Samet Akaydın’ı da yoktu Gürcistan’ın…
Birlikte izlediğim grubun maç boyunca en fazla eleştirdiği oyuncuların başında geliyordu Samet; ben ise takımın kurtarıcısı olacağına güvenimi hiç kaybetmeden onu izledim. Maç 3-1 yerine 2-2 bitmediyse, direkten dönen topu Samet’in çelmesi sayesindedir.
Ve Arda…
Real Madrid’te geçirdiği bir yılın önemli bölümünde sahaya çıkmasa da, dünyanın en iyi takımında, hocaların en iyisinin nezaretinde ve özel ihtimama mazhar olarak kendisini bu günlere hazırlamış genç Arda’yı futbol dünyası Gürcistan maçında daha iyi gördü.
Hocası da görmüş olmalı.
İlk 11’de çıktığı altı Real Madrid maçını golle süslemişti Arda, yedinci gol Gürcistan’a nasip oldu.
Gol atmak Arda’nın nasibinde var.
Kerem Aktürkoğlu’nun futbol zekasına da şapka çıkarmamak olmaz. Gürcistan kalecisinin maçı 2-2 bitirmek için ceza sahamız içerisine demir attığı dakikalarda, kendisine gol fırsatı düşebileceğini hesap etmek zeka işidir. Kerem işte o zekayı gösterdi ve hem üçüncü golün sahibi oldu, hem de Türkiye’nin bu şampiyonada sözü olacağını rakiplerine duyurdu.
Cumartesi günü kolay bir karşılaşmaya hazırlanmak üzere kendilerini şartlandırmış Ronaldo’lu, Pepe’li yaşlılar takımı Portekiz ve hocası Roberto Martinez, hesaplarını yeniden gözden geçirmek zorunda.
İlk maçlarında, Çek takımı karşısında zorlanmışlardı, Türkiye Portekiz’i daha fazla zorlayacaktır.
Sevindirik olup işi futbol şansına bırakmamak şartıyla…
Türkiye-Gürcistan maçı ile ilgili bu yazı CHP ile AK Parti-MHP ittifakı arasındaki rekabet konusunda da ipuçlarını içinde barındırıyor.
Hep yenilmeye alışmış bir parti, stratejisini değiştiren yeni bir lider ve kadro eşliğinde girdiği ilk seçimde, -31 Mart 2024 tarihinde yapılan yerel seçimde- rakibini ikinciliğe iten bir sandık başarısına imza attı.
O seçim de, yaklaşık on ay önce yapılan genel seçim gibi, AK Parti’nin başarısıyla da sonuçlanabilirdi.
Sandık sonucunda birinci ile ikinci parti arasında az bir oran farkı bulunuyor.
Gürcistan’ı yenmek, ilk maçtan galibiyetle çıkmak milli takım için olağanüstü önemli, ama grupta zorlu başka rakipler var.
Yerel seçimle elde ettiği belediyeleri ve doğal olarak CHP ile yeni liderini de ciddi sınavlar bekliyor.
Rakipleri CHP’nin, hiç de küçümsenmeyecek ustalıkta.
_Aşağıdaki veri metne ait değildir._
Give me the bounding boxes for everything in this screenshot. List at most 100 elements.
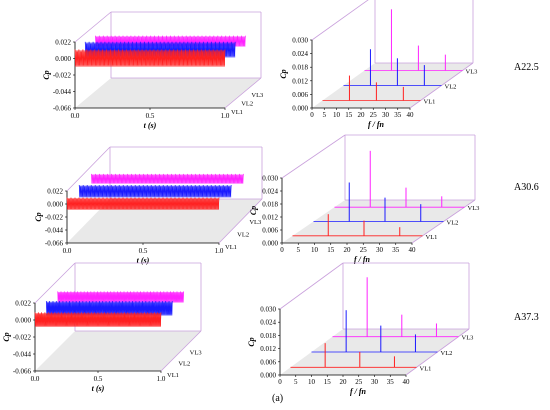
x-tick-label: 35 (394, 111, 402, 119)
x-tick-label: 30 (382, 111, 390, 119)
x-tick-label: 0.5 (94, 375, 103, 383)
x-tick-label: 25 (355, 378, 363, 386)
y-tick-label: 0.018 (260, 332, 276, 340)
floor-plane (75, 78, 261, 108)
x-tick-label: 20 (358, 111, 366, 119)
y-tick-label: 0.022 (47, 188, 63, 196)
x-tick-label: 35 (392, 246, 400, 254)
y-tick-label: 0.000 (15, 317, 31, 325)
y-tick-label: 0.000 (262, 240, 278, 248)
box-edge (160, 330, 202, 372)
series-label-VL3: VL3 (462, 335, 474, 342)
x-axis-label: t (s) (92, 384, 105, 393)
series-line-VL3 (91, 173, 244, 184)
series-label-VL3: VL3 (468, 205, 480, 212)
spectrum-panel-0 (310, 0, 474, 110)
x-tick-label: 0.5 (139, 247, 148, 255)
series-line-VL3 (95, 35, 246, 47)
series-label-VL2: VL2 (178, 361, 190, 368)
y-tick-label: 0.018 (292, 64, 308, 72)
series-label-VL2: VL2 (441, 350, 453, 357)
series-label-VL3: VL3 (249, 219, 261, 226)
series-label-VL1: VL1 (420, 365, 432, 372)
row-label-a30-6: A30.6 (514, 182, 539, 193)
time-panel-0 (73, 11, 262, 110)
y-axis-label: Cp (249, 206, 258, 215)
series-line-VL1 (66, 197, 220, 210)
x-tick-label: 20 (344, 246, 352, 254)
x-axis-label: t (s) (137, 256, 150, 265)
x-axis-label: f / fn (350, 387, 367, 396)
x-tick-label: 40 (409, 246, 417, 254)
x-tick-label: 35 (387, 378, 395, 386)
x-tick-label: 25 (360, 246, 368, 254)
y-tick-label: 0.006 (292, 91, 308, 99)
series-label-VL2: VL2 (445, 84, 457, 91)
x-tick-label: 40 (407, 111, 415, 119)
box-edge (279, 262, 344, 310)
series-line-VL2 (45, 300, 173, 315)
series-label-VL1: VL1 (231, 109, 243, 116)
x-tick-label: 40 (403, 378, 411, 386)
series-label-VL1: VL1 (225, 244, 237, 251)
x-tick-label: 15 (345, 111, 353, 119)
floor-plane (67, 199, 262, 243)
series-label-VL1: VL1 (426, 234, 438, 241)
x-tick-label: 25 (370, 111, 378, 119)
y-tick-label: 0.024 (292, 50, 308, 58)
series-band-VL2 (79, 185, 232, 198)
y-tick-label: 0.000 (55, 55, 71, 63)
series-label-VL3: VL3 (466, 69, 478, 76)
x-tick-label: 20 (340, 378, 348, 386)
series-label-VL3: VL3 (251, 92, 263, 99)
spectrum-panel-2 (278, 262, 470, 377)
y-tick-label: 0.022 (55, 39, 71, 47)
x-tick-label: 0.5 (146, 112, 155, 120)
x-axis-label: f / fn (354, 255, 371, 264)
y-tick-label: -0.066 (45, 240, 64, 248)
series-band-VL1 (67, 198, 219, 210)
series-label-VL1: VL1 (167, 372, 179, 379)
y-axis-label: Cp (2, 332, 11, 341)
time-panel-2 (33, 262, 202, 373)
y-tick-label: -0.044 (45, 227, 64, 235)
y-tick-label: -0.022 (53, 72, 72, 80)
series-line-VL2 (78, 184, 232, 197)
x-tick-label: 15 (324, 378, 332, 386)
x-tick-label: 1.0 (215, 247, 224, 255)
x-tick-label: 5 (297, 246, 301, 254)
y-tick-label: 0.022 (15, 300, 31, 308)
series-label-VL2: VL2 (237, 232, 249, 239)
y-tick-label: -0.022 (45, 214, 64, 222)
y-axis-label: Cp (247, 337, 256, 346)
x-tick-label: 0 (310, 111, 314, 119)
y-tick-label: 0.024 (262, 188, 278, 196)
x-tick-label: 5 (323, 111, 327, 119)
y-axis-label: Cp (42, 70, 51, 79)
y-tick-label: 0.006 (260, 358, 276, 366)
x-tick-label: 10 (311, 246, 319, 254)
y-tick-label: 0.012 (292, 77, 308, 85)
x-tick-label: 10 (333, 111, 341, 119)
series-label-VL2: VL2 (447, 220, 459, 227)
y-tick-label: 0.030 (260, 306, 276, 314)
row-label-a37-3: A37.3 (514, 312, 539, 323)
series-label-VL1: VL1 (424, 99, 436, 106)
x-tick-label: 15 (327, 246, 335, 254)
x-tick-label: 0.0 (31, 375, 40, 383)
x-tick-label: 10 (308, 378, 316, 386)
y-tick-label: 0.012 (262, 214, 278, 222)
y-tick-label: 0.024 (260, 319, 276, 327)
x-tick-label: 5 (294, 378, 298, 386)
series-line-VL2 (84, 41, 236, 57)
y-tick-label: -0.066 (13, 368, 32, 376)
y-axis-label: Cp (279, 69, 288, 78)
series-line-VL1 (34, 312, 162, 326)
x-tick-label: 1.0 (221, 112, 230, 120)
x-tick-label: 0.0 (63, 247, 72, 255)
x-tick-label: 0 (278, 378, 282, 386)
series-line-VL1 (74, 49, 226, 66)
y-tick-label: -0.066 (53, 105, 72, 113)
box-edge (218, 198, 263, 244)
CHP’nin, 22 yıl boyunca, girdiği 19 seçimin 18’ini kazanmış AK Parti ile seçmen kitlesi az olsa da siyasetin sınırlarını da aşabilen bir gücü iktidara sağlayan MHP’yi muhalefete itmesi için, doğru stratejiye, iş bilen ve iş bitiren kadrolara sahip olması gerekiyor.
Şimdilerde, kalesine gelen gollük şutları tutmak da, rakibin hücumlarını boşa çıkartmak, top ayağına gelince asist yapmayı düşünmek ve galiba karşı kaleye gollük şutu yollamak da, CHP’de, Özgür Özel’e düşüyor.
Milli takımıza Portekiz önünde de şans diliyorum.